2011 yılında HTC, teknoloji dünyasında devrim yaratmak amacıyla Evo 3D modelini piyasaya sürmüştü.
3D ekran ve çift kamera gibi o dönem için oldukça ileri sayılabilecek özelliklerle donatılan bu akıllı telefon hem teknoloji tutkunlarını hem de sıradan kullanıcıları etkilemeyi hedefliyordu.
O dönemde 3D teknolojisi sinema ve televizyonlarda oldukça popülerleşmişti ve bu yüzden HTC bu Evo 3D modeli ile bu furyadan yararlanmayı hedefledi.
Telefonun 4.3 inç boyutunda, gözlük gerektirmeyen bir 3D ekranı ve çift 5 MP kamerası bulunuyordu.
Bu özellikler özellikle o dönem için oldukça heyecan vericiydi çünkü kullanıcıların kendi 3D içeriklerini yaratabilmelerine imkân tanıyordu.

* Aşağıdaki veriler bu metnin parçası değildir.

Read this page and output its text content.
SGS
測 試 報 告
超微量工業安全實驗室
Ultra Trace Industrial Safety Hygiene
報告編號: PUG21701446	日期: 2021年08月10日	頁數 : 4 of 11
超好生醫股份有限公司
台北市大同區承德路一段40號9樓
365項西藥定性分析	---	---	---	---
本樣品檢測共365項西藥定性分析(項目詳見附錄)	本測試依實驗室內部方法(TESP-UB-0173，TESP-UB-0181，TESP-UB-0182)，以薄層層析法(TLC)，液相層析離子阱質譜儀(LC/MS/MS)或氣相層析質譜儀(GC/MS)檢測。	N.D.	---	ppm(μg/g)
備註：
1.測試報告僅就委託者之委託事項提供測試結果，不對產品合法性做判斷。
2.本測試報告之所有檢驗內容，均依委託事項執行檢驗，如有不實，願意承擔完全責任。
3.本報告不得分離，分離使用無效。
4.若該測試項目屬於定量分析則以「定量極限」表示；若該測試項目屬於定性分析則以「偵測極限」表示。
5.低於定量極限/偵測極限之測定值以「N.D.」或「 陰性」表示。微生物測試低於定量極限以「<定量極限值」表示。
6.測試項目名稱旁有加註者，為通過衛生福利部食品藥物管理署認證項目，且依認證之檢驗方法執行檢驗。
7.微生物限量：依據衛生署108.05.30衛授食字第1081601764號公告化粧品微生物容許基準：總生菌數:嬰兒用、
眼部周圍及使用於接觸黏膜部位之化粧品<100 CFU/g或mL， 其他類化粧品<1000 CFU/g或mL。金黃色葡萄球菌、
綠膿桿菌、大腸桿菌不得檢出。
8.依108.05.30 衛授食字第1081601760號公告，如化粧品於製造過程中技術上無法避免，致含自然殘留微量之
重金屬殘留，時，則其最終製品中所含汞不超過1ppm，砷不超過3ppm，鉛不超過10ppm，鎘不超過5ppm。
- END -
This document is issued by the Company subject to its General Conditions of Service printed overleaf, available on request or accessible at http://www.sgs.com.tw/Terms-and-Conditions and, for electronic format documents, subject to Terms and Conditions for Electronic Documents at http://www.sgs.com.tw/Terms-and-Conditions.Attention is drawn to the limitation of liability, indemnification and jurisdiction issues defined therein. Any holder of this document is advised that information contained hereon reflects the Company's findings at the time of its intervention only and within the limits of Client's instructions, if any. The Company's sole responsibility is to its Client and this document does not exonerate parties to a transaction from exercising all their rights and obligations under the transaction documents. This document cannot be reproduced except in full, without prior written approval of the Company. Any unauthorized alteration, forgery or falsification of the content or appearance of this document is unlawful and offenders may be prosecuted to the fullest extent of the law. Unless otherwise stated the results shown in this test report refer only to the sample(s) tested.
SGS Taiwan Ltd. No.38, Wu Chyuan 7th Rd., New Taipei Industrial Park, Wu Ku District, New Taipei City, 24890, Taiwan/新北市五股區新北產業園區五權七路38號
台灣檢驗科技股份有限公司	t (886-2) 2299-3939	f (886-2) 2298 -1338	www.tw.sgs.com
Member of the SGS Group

İlk ve en temel sorun, 3D teknolojisinin kullanıcılar arasında beklenen ilgiyi görmemesi oldu.
Göz yorgunluğu gibi problemler, ekranın her ne kadar kulağa heyecan verici gelse de günlük kullanıma uygun olmadığını gösterdi.
Ayrıca 3D içeriklerin sınırlı olması, telefonun bu özelliğini de bir nevi gereksiz kılmıştı.

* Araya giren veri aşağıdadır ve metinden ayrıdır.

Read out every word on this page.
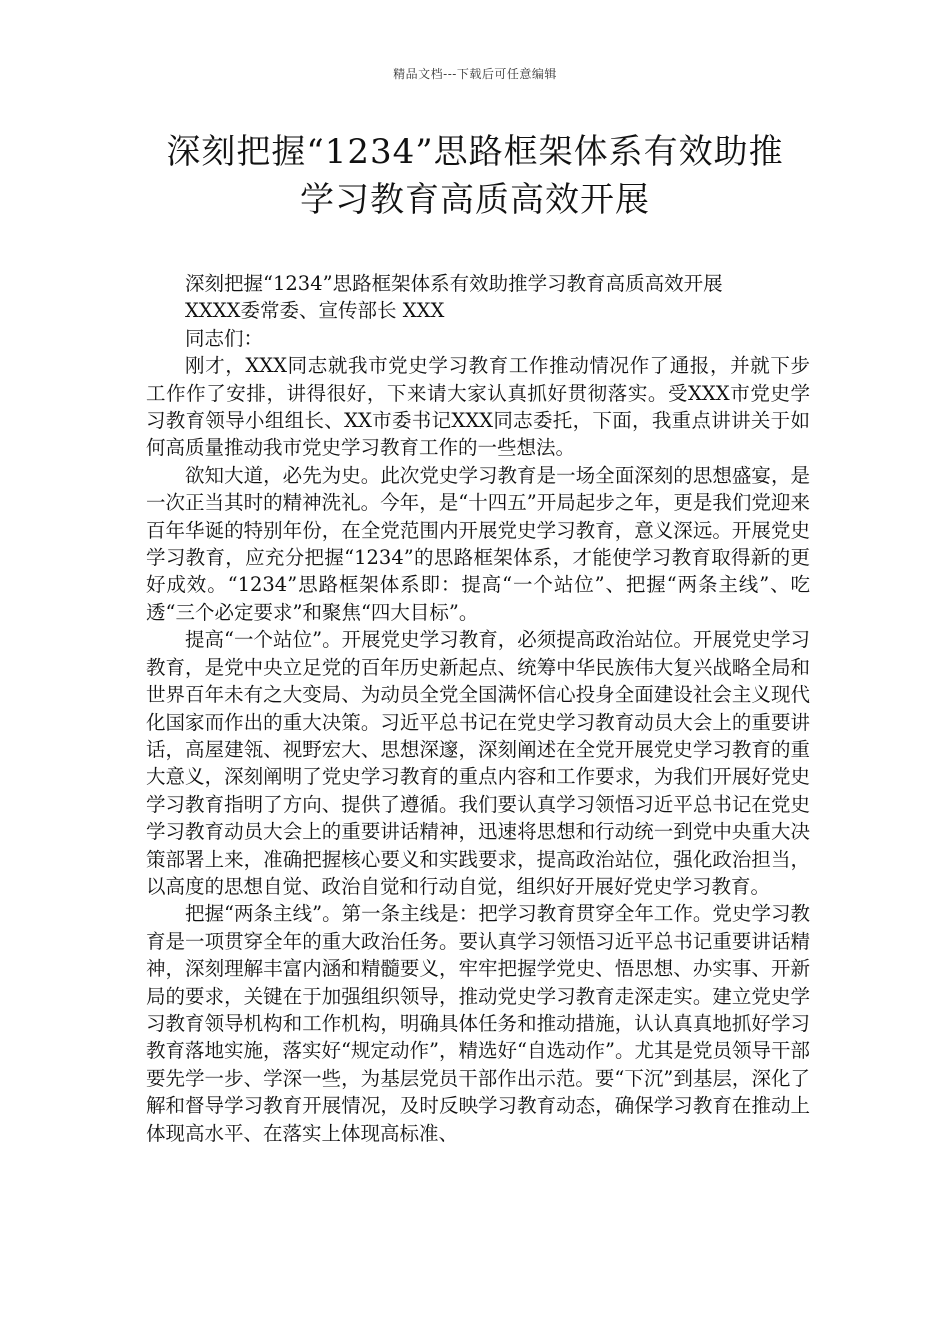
精品文档---下载后可任意编辑
深刻把握“1234”思路框架体系有效助推
学习教育高质高效开展

深刻把握“1234”思路框架体系有效助推学习教育高质高效开展

XXXX委常委、宣传部长 XXX

同志们：

刚才，XXX同志就我市党史学习教育工作推动情况作了通报，并就下步工作作了安排，讲得很好，下来请大家认真抓好贯彻落实。受XXX市党史学习教育领导小组组长、XX市委书记XXX同志委托，下面，我重点讲讲关于如何高质量推动我市党史学习教育工作的一些想法。

欲知大道，必先为史。此次党史学习教育是一场全面深刻的思想盛宴，是一次正当其时的精神洗礼。今年，是“十四五”开局起步之年，更是我们党迎来百年华诞的特别年份，在全党范围内开展党史学习教育，意义深远。开展党史学习教育，应充分把握“1234”的思路框架体系，才能使学习教育取得新的更好成效。“1234”思路框架体系即：提高“一个站位”、把握“两条主线”、吃透“三个必定要求”和聚焦“四大目标”。

提高“一个站位”。开展党史学习教育，必须提高政治站位。开展党史学习教育，是党中央立足党的百年历史新起点、统筹中华民族伟大复兴战略全局和世界百年未有之大变局、为动员全党全国满怀信心投身全面建设社会主义现代化国家而作出的重大决策。习近平总书记在党史学习教育动员大会上的重要讲话，高屋建瓴、视野宏大、思想深邃，深刻阐述在全党开展党史学习教育的重大意义，深刻阐明了党史学习教育的重点内容和工作要求，为我们开展好党史学习教育指明了方向、提供了遵循。我们要认真学习领悟习近平总书记在党史学习教育动员大会上的重要讲话精神，迅速将思想和行动统一到党中央重大决策部署上来，准确把握核心要义和实践要求，提高政治站位，强化政治担当，以高度的思想自觉、政治自觉和行动自觉，组织好开展好党史学习教育。

把握“两条主线”。第一条主线是：把学习教育贯穿全年工作。党史学习教育是一项贯穿全年的重大政治任务。要认真学习领悟习近平总书记重要讲话精神，深刻理解丰富内涵和精髓要义，牢牢把握学党史、悟思想、办实事、开新局的要求，关键在于加强组织领导，推动党史学习教育走深走实。建立党史学习教育领导机构和工作机构，明确具体任务和推动措施，认认真真地抓好学习教育落地实施，落实好“规定动作”，精选好“自选动作”。尤其是党员领导干部要先学一步、学深一些，为基层党员干部作出示范。要“下沉”到基层，深化了解和督导学习教育开展情况，及时反映学习教育动态，确保学习教育在推动上体现高水平、在落实上体现高标准、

Telefonun kalın ve ağır tasarımı, HTC’nin performans optimizasyonundaki başarısızlığı ve zayıf pil ömrü gibi birçok donanımsal sorun cihazın başarısız olmasının temelini attı.
HTC’nin Sense arayüzü ise cihazın performansını düşürdü ve yazılımda yaşanan donma ve gecikmeler kullanıcı deneyimini zayıflatarak cihazın kullanıcılar tarafından tercih edilmemesine sebep oldu.
Sonuç olarak HTC, Evo 3D ile teknoloji dünyasında cesur bir adım atmaya çalışmış olsa da 3D teknolojisinin pratikteki yetersizlikleri ve genel kullanımda yaşanan sorunlar, telefonu kaçınılmaz bir başarısızlığa sürükledi.
Özetlemek gerekirse bu durum, inovasyonda istediğininiz kadar ileri gitseniz de kullanıcı ihtiyaçlarını göz ardı ettiğiniz sürece başarısız olacağınızı gösteren bir örnek olarak tarihte yer aldı.